My ex talked about our 13-year-old son and I totally sympathized with his disappointment. Not only because of this particular unwanted behavior – sometimes it seems like every aspect of our children’s discipline is redundant and endless, like Sisyphus in Hades pushing his boulder up a hill, only to keep it rolling down again and again, again and again for all eternity … Please let this torture end.

Why aren’t the consequences we set for our children absorbed immediately into their brains and prevent them from repeating unwanted behaviors? And, for that matter, why doesn’t positive reinforcement generate more repetition of good behavior?

The type of motivation matters

Part of the answer has to do with the type of motivation we instill. Much of the discipline we provide for our children has to do with extrinsic motivation. Whether it’s backfiring unwanted behavior or positive reinforcement of desired behavior, it’s still consequence-based motivation.

The technical term for this is extrinsic motivation. This type of reward-oriented motivation does have its place in our lives, it can produce the desired results and can be a powerful motivator. For most of us, this is the reason we pay taxes — we want to avoid the consequences of paying huge fines to the government. However, I want more for my children than for their behavior to be dictated by seeking rewards or avoiding punishment.

The motivation that I want to dominate in children’s decision-making is intrinsic motivation. Intrinsic motivation comes from within, and it’s not about seeking rewards in exchange for certain behaviors. Behavior itself is a reward.

Internal and external motivation

Consider your child’s motivation to get good grades. An external motivator would be to offer your child cash or some other reward for every A he earns. Your child may be doing work to earn A’s, but he may be doing it in order to earn rewards for grades, not grades themselves.

On the other hand, if they are intrinsically motivated, they will study hard because the sense of accomplishment feels great to them, or because they are really interested in the material, or at least in the task of studying the material.

This does not mean that parents should give up all awards. Psychology professor Vanessa Lobu writes for Psychology Today that rewards should simply be used more strategically:

If you want to promote intrinsic motivation — if you want to teach your children that learning in school or helping others is fun in its own right — using rewards may be the wrong strategy. Again, this does not mean that the rewards are always bad. When I was potty training my son, we showered him with marmalade and praised him for a successful visit to the toilet. We weren’t always worried about teaching my son to have the intrinsic motivation to pee, as everyone eventually learns to pee.

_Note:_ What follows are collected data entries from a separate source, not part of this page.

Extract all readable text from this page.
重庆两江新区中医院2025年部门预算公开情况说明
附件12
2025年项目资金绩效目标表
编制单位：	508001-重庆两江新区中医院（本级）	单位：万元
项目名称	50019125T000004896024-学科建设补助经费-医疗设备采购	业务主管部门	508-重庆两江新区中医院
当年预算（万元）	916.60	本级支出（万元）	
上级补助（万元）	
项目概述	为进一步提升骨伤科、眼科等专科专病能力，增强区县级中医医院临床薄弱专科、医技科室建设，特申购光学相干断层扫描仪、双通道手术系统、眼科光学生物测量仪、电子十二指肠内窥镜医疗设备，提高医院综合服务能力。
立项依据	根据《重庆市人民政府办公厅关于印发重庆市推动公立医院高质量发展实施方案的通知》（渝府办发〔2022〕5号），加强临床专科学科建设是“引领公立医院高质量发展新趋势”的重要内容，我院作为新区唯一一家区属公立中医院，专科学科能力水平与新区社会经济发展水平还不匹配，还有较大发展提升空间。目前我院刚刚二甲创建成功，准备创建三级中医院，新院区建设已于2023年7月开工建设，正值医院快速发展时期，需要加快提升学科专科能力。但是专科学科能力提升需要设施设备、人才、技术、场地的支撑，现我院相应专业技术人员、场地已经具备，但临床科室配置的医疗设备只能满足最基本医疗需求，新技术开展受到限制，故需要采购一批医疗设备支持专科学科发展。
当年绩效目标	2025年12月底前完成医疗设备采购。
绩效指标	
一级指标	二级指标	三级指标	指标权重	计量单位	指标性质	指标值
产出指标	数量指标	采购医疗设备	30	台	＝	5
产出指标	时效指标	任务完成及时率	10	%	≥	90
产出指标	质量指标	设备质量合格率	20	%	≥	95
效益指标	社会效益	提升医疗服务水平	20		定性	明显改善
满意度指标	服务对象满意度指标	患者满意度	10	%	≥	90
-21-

It is also important to avoid what is called the “ over-justification effect, ” where behaviors or activities that are already internally motivated are also externally rewarded. This can reduce intrinsic motivation, making what used to feel like a game suddenly feel more like work.

An example of this was shown in a study by researcher E.L. Deci ; after participants were paid for their efforts to complete the puzzle, they worked less on the puzzle in a subsequent unpaid setting than the always unpaid control group that worked on the puzzle, seemingly for fun.

This is how you do it

Praise effort and achievement, not personality

In the report card example, you might say, “This mark shows me that you studied hard and turned in all your work!” Calling a child talented or smart is an external motivator, and a reward is an implied favorable comparison with others. Children who are taught to value effort rather than results are more likely to keep trying when faced with difficulties.

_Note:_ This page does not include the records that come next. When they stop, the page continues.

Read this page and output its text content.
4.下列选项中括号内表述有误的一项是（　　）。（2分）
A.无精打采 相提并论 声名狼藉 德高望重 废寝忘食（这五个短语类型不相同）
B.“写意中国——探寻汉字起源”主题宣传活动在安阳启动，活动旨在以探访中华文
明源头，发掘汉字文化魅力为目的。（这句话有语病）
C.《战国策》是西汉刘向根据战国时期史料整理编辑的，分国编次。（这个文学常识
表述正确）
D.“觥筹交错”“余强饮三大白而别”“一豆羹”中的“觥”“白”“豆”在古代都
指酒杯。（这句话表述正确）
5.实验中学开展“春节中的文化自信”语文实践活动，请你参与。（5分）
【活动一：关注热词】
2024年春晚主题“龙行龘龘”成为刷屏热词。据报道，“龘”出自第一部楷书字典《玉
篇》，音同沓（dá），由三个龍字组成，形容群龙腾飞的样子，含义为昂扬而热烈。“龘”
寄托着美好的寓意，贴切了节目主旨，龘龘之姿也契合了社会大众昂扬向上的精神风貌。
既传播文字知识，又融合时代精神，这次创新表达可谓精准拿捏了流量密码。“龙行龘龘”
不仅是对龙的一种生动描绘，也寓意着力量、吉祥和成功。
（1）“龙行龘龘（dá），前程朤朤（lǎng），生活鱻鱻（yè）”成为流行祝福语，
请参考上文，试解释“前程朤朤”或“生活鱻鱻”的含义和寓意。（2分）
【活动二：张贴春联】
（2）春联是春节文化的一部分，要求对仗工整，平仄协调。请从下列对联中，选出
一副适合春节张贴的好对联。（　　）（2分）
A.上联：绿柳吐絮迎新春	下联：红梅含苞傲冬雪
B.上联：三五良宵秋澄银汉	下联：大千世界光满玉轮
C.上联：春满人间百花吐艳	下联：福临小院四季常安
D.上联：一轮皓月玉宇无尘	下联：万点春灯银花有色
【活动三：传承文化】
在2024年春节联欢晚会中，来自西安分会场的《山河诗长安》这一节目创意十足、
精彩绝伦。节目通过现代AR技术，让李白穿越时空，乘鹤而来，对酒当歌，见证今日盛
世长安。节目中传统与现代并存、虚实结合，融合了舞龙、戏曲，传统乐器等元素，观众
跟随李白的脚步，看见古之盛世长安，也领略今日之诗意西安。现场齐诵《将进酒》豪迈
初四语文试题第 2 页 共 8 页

Model your own intrinsic motivation

A good work ethic is intrinsically motivated. To arrive on time, because it is pleasant to think of others, is an intrinsic motivation. A favorite hobby has intrinsic motivation. Make sure your kids can see these things.

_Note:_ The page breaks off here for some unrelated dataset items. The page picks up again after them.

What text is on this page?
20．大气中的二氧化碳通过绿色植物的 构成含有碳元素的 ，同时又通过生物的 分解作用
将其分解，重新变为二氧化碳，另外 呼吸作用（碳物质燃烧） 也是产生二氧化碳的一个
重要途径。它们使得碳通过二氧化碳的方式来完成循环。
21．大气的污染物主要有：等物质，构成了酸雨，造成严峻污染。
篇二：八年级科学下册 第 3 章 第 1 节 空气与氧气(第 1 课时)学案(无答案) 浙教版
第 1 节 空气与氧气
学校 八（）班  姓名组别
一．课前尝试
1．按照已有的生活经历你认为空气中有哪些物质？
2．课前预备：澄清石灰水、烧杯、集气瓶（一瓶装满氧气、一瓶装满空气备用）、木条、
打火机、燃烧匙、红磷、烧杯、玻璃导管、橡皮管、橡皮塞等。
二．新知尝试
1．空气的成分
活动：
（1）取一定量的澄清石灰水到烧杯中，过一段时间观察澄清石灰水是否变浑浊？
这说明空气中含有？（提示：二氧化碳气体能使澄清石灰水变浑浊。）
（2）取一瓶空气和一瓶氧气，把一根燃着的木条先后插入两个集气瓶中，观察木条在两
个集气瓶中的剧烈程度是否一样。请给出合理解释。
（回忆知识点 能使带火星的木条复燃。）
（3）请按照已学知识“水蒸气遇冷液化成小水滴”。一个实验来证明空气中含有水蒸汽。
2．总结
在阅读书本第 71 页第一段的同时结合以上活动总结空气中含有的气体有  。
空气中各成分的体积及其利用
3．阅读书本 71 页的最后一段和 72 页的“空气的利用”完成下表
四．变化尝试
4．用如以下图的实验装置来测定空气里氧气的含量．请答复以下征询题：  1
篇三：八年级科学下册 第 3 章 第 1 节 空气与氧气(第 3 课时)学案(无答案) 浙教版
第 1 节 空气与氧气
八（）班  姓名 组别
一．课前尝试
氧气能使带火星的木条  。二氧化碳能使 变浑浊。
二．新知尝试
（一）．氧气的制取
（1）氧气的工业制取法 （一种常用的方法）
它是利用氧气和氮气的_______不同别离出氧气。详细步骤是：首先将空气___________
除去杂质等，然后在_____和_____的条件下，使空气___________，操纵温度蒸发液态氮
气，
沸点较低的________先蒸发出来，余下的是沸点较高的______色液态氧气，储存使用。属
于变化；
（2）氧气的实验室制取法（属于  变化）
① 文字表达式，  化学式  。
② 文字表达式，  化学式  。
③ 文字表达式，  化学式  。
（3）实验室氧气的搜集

On the other hand, if you only limit speed when the cop is with you, your kids will see that you have an extrinsic motivation to obey the law. If you are only kind to people who can give you what you want, your kids will notice it too. Through our behavior, we can show our children the satisfaction that comes from intrinsic motivation.

Talk about it. Lot

Rewards and consequences are important tools in helping our children to behave correctly and independently. But at the same time, we must explain why these consequences take place. Share your experience of achieving goals based on your own inner motivation and how these successes are often more satisfying than direct pursuit of reward. Repetition is necessary here because, unlike material external motivators, internal motivation is more difficult to understand. This requires more attention.

When my son’s father talked about his disappointment, I sympathized with him. Discipline can be unnecessary and ungrateful. But I reminded him that even though our son may occasionally chat or have a shitty attitude, he is more often than not polite, considerate and generous. This is because over the years we have modeled this behavior and discussed why it matters. It’s not that he’s holding his phone in his hands. It’s about being a good person.

So, yes, we pick up his phone when he can’t control his attitude. But the older he gets, the more I see him independently, given how his words and actions affect others. And he does not receive any reward from this, except for his own self-esteem.